Once Namibian oil production reaches 500 000 barrels a day in the 2030s, as the president Netumbo Nandi-Ndaitwah recently suggested, the potential for further regional division will grow.

To avoid the repetition of the stresses created by oil wealth in southern Nigeria, the decision in Namibia has be made to give a percentage of the oil revenue to the southern regions of Namibia for development projects similar to the Nigerian derivation fund.

What, however, must be recalled is that all the oil and gas that has thus far been discovered is not on-shore, it is located some 200km to 300km off-shore and quite rightly must be seen as the property of all Namibians and not just the Nama.

Sadly, though the same was true of Namibia’s rich hake fisheries which has been of great benefit to Namibia’s political elite, much less so to Namibian workers.

Once the oil revenues start to accrue to the Namibian fiscus at the end of the decade the possibility of rational debate about how to use and divide the funds in the Welwitschia Sovereign Wealth Fund will be overtaken by the greed of the political elite that oil booms invariably seem only to exacerbate.

It is vital that Namibia now define how the oil revenues that go into the fund can be used to resolve the nation’s inequality and poverty issues.

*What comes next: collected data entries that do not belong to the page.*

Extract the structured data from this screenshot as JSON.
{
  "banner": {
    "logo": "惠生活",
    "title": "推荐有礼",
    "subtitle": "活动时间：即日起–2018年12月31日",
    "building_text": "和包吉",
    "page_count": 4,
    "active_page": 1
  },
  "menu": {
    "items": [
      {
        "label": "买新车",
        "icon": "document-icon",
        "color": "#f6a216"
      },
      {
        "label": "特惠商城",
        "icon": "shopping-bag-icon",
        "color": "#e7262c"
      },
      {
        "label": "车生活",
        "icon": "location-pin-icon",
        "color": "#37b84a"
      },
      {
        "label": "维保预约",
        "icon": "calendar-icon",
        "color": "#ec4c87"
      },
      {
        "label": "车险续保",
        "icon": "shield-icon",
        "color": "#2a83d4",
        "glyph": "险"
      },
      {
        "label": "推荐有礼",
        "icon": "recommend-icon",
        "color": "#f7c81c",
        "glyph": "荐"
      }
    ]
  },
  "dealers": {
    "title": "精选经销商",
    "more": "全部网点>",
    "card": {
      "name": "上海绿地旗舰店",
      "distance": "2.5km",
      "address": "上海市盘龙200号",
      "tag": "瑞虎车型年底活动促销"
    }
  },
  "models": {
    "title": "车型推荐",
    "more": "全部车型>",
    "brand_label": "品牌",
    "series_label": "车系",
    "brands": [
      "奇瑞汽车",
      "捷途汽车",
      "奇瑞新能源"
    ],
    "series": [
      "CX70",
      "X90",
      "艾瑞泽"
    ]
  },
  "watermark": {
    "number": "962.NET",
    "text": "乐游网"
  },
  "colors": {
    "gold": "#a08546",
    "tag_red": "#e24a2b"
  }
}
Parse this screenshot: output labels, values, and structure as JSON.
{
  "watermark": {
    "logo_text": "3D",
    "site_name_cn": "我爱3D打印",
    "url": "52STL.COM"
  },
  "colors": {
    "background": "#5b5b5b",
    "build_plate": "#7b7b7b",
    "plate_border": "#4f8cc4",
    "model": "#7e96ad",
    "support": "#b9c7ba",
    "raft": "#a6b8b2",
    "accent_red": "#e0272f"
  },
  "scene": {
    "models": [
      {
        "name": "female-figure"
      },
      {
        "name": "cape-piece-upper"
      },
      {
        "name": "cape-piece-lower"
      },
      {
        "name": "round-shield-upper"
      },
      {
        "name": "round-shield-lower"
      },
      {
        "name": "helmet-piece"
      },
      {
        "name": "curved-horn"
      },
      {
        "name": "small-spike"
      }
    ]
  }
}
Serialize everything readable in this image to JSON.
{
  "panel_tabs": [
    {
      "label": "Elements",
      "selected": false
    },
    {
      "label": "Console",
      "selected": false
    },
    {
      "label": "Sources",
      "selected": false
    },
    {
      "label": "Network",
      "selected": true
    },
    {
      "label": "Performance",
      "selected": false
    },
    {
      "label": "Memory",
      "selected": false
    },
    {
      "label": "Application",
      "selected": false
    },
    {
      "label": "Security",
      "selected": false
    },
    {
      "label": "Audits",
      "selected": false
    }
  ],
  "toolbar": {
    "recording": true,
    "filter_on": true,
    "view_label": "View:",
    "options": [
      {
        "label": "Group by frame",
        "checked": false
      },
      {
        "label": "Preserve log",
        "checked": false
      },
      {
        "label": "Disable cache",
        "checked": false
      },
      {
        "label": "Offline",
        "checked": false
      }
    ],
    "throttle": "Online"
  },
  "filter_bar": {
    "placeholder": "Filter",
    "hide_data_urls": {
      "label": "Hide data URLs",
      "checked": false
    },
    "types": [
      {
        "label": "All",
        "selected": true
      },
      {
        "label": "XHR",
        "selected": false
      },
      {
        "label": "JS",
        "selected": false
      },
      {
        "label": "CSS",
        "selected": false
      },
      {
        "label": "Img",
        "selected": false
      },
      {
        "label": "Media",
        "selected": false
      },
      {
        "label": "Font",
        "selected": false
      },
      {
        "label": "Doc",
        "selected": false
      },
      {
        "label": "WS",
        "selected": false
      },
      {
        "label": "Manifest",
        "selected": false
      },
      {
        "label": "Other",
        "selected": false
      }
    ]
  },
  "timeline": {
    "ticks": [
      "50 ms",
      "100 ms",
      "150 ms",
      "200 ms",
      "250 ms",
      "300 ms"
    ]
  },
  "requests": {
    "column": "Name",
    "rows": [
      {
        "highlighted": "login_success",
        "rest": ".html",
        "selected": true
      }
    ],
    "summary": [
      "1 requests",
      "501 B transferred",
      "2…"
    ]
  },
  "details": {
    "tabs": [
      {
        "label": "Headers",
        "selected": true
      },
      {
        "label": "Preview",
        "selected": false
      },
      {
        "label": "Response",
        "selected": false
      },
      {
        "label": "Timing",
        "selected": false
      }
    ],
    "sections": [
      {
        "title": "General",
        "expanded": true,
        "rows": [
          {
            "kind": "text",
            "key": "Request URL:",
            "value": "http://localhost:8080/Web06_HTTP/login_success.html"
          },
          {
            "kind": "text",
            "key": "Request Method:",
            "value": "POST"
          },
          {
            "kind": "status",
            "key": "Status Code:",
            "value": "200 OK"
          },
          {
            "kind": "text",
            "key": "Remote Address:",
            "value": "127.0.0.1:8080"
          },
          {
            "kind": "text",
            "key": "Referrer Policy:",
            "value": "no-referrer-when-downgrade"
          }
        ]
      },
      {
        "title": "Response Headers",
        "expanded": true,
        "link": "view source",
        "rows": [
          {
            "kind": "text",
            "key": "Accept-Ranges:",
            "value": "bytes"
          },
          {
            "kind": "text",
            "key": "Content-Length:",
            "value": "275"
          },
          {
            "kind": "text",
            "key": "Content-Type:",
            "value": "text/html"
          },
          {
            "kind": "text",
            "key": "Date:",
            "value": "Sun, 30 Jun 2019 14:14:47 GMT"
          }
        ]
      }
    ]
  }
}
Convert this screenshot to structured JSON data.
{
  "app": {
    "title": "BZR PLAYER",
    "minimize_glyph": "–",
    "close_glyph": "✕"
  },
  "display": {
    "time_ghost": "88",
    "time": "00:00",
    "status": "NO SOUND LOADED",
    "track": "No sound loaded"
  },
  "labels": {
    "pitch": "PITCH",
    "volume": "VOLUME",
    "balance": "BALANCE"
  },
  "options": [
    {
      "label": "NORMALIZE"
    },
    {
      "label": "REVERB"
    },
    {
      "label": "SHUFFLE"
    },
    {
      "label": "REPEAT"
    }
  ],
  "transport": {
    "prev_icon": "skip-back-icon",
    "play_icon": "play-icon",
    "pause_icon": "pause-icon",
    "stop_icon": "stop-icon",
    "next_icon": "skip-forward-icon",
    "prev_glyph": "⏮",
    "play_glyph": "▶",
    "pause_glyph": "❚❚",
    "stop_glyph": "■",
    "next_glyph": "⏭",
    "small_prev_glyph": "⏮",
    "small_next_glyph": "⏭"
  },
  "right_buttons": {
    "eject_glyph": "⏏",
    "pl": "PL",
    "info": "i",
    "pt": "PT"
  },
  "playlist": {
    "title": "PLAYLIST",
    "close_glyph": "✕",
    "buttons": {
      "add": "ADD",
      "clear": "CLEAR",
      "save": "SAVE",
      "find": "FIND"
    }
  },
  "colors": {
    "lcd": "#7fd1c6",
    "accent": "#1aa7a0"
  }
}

The Nigerian experience of mass slaughter during its oil-driven civil war should make Swartbooi reconsider his bellicose statements about an armed uprising in the south.

The prospects of mass slaughter in the south of Namibia during a civil war should induce greater moderation from leaders.

If not, then perhaps the hanging by the Nigerian military dictator Sani Abache in a sham trial of Ogoni dissident Ken Sarowiwa in 1999, for trying to protect his people from the environmental effects of oil in the Niger delta, should strike a more personal chord and induce greater reflection and moderation from Swartbooi.

The division and alienation of the people of southern Namibia can be resolved peacefully only if the resources from oil and gas are shared fairly – there is no need for leaders to engage in such violent rhetoric.